2020 was the year in which the country’s central bank displayed its nous
The economic fallout from the global coronavirus pandemic had set the stage for Bangladesh Bank to show its mettle: did it cower under the enormity of the task of steering the economy during the most unusual time or live up to the challenge?
Like the rest of the world, the central bank was not prepared for the foreign disease.
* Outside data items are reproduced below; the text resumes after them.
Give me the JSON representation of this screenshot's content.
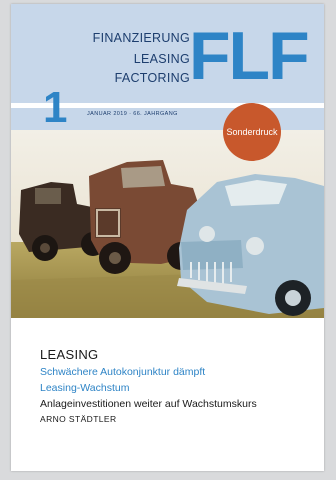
{
  "masthead": {
    "line1": "FINANZIERUNG",
    "line2": "LEASING",
    "line3": "FACTORING",
    "logo": "FLF"
  },
  "issue": {
    "number": "1",
    "date": "JANUAR 2019 · 66. JAHRGANG"
  },
  "stamp": {
    "label": "Sonderdruck"
  },
  "article": {
    "section": "LEASING",
    "headline_1": "Schwächere Autokonjunktur dämpft",
    "headline_2": "Leasing-Wachstum",
    "subline": "Anlageinvestitionen weiter auf Wachstumskurs",
    "author": "ARNO STÄDTLER"
  },
  "colors": {
    "header_bg": "#c7d7ea",
    "brand_blue": "#2e84c6",
    "stamp_orange": "#c8582c"
  }
}
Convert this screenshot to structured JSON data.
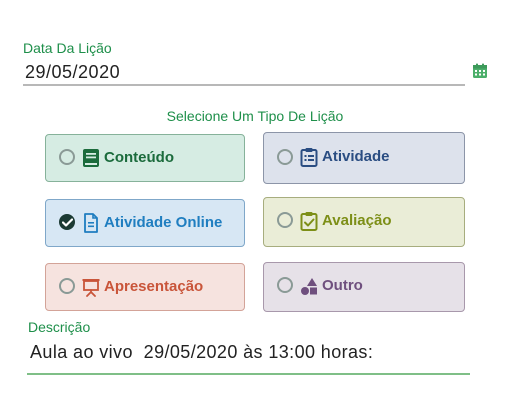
{
  "date_field": {
    "label": "Data Da Lição",
    "value": "29/05/2020",
    "icon": "calendar-icon"
  },
  "lesson_type": {
    "title": "Selecione Um Tipo De Lição",
    "selected": "Atividade Online",
    "options": [
      {
        "label": "Conteúdo",
        "icon": "book-icon",
        "color": "#1b6b3c",
        "checked": false
      },
      {
        "label": "Atividade",
        "icon": "clipboard-list-icon",
        "color": "#2a4d82",
        "checked": false
      },
      {
        "label": "Atividade Online",
        "icon": "file-text-icon",
        "color": "#1f7ec0",
        "checked": true
      },
      {
        "label": "Avaliação",
        "icon": "clipboard-check-icon",
        "color": "#7d8f17",
        "checked": false
      },
      {
        "label": "Apresentação",
        "icon": "presentation-icon",
        "color": "#c9553a",
        "checked": false
      },
      {
        "label": "Outro",
        "icon": "shapes-icon",
        "color": "#6f4f7e",
        "checked": false
      }
    ]
  },
  "description": {
    "label": "Descrição",
    "value": "Aula ao vivo  29/05/2020 às 13:00 horas:"
  },
  "colors": {
    "accent_green": "#1e8f4a"
  }
}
After a cagey start, the central bank came into its own, taking a host of measure that prevented the high-flying Bangladesh economy from crashlanding.
Its officials worked round-the-clock to implement the 20 stimulus packages announced by the government to tide the economy over the pandemic shock.
The packages have been provided in the form of low-cost loans to micro, small, medium and large industries, services sector and farmers, which were badly impacted by the pandemic.
“The Bangladesh Bank played an important role in keeping the financial sector in a strong position amid the ongoing pandemic,” said Bangladesh Bank spokesperson Md. Serajul Islam.
To implement the government announced stimulus packages, the BB has injected more than Tk 30,000crore into the money market in the form of refinancing schemes to support the businesses and farmers.
On May 3, it suspended the interest on all types of loans for April and May to help borrowers overcome the economic hit from the countrywide shutdown announced by the government on March 26 to slow the spread of coronavirus.
Earlier on March 20, the BB announced that no banks would be allowed to downgrade any loan until June 30, meaning that failure of any borrower to repay loan instalments in the January-June period would not result in any default of the borrower.
The loan moratorium facility has been extended to December 31.
All kinds of initiatives had been taken by the central bank amid the pandemic to protect the borrowers and small businesses, said Zahid Hussain, a former lead economist of the World Bank’s Dhaka office.
“They were given some breathing space amid the public health crisis.”
The central bank had to play a proactive role in implementing the stimulus package announced by the government, he added.
On July 29, the BB unveiled an expansionary monetary policy, lowering the borrowing costs through slashing different policy rates to boost the flow of money into the economy.
As part of its move to make funds cheaper for banks, the BB had slashed the repurchase agreement (repo) rate — which is the rate that is used to signal the central bank’s monetary policy stance — by 50 basis points to 4.75 per cent.
The central bank also cut the reverse repo rate by 75 basis points to 4 per cent and the bank rate by 100 basis points to 4 per cent.
A reverse repo agreement is the purchase of securities with the agreement to sell them at a higher price at a specific date in future. In Bangladesh, banks deposit their money with the central bank at a rate set by the latter.
The bank rate, which is another major tool of the central bank, was cut after 17 years as part of the expansionary monetary policy. The BB, on the whole, uses the rate while giving out money to banks under its refinance scheme.
Despite several initiatives by the central bank to boost money flow into the market, banks were very reluctant to disburse loans.
As a result, private sector credit growth has been hovering around the 9 per cent-mark since July against the central bank’s target of 14.8 per cent.
Now, banks are sitting on the biggest pile of surplus liquidity in at least two years owing to the expansionary monetary policy.
At the end of September, excess liquidity in the banking sector stood at Tk 169,658 crore, according to data from the BB.
“The central bank could not do proper monitoring over the banks this year,” said Salehuddin Ahmed, a former governor of the BB.
As a result, the implementation of the stimulus packages by banks was very slow, especially for small and medium enterprises.
There were also some questions about the role of the regulator in bringing good governance and discipline into the banking sector.
“But there is no denying that the central bank had taken time-befitting initiatives to tackle the impact of the pandemic.”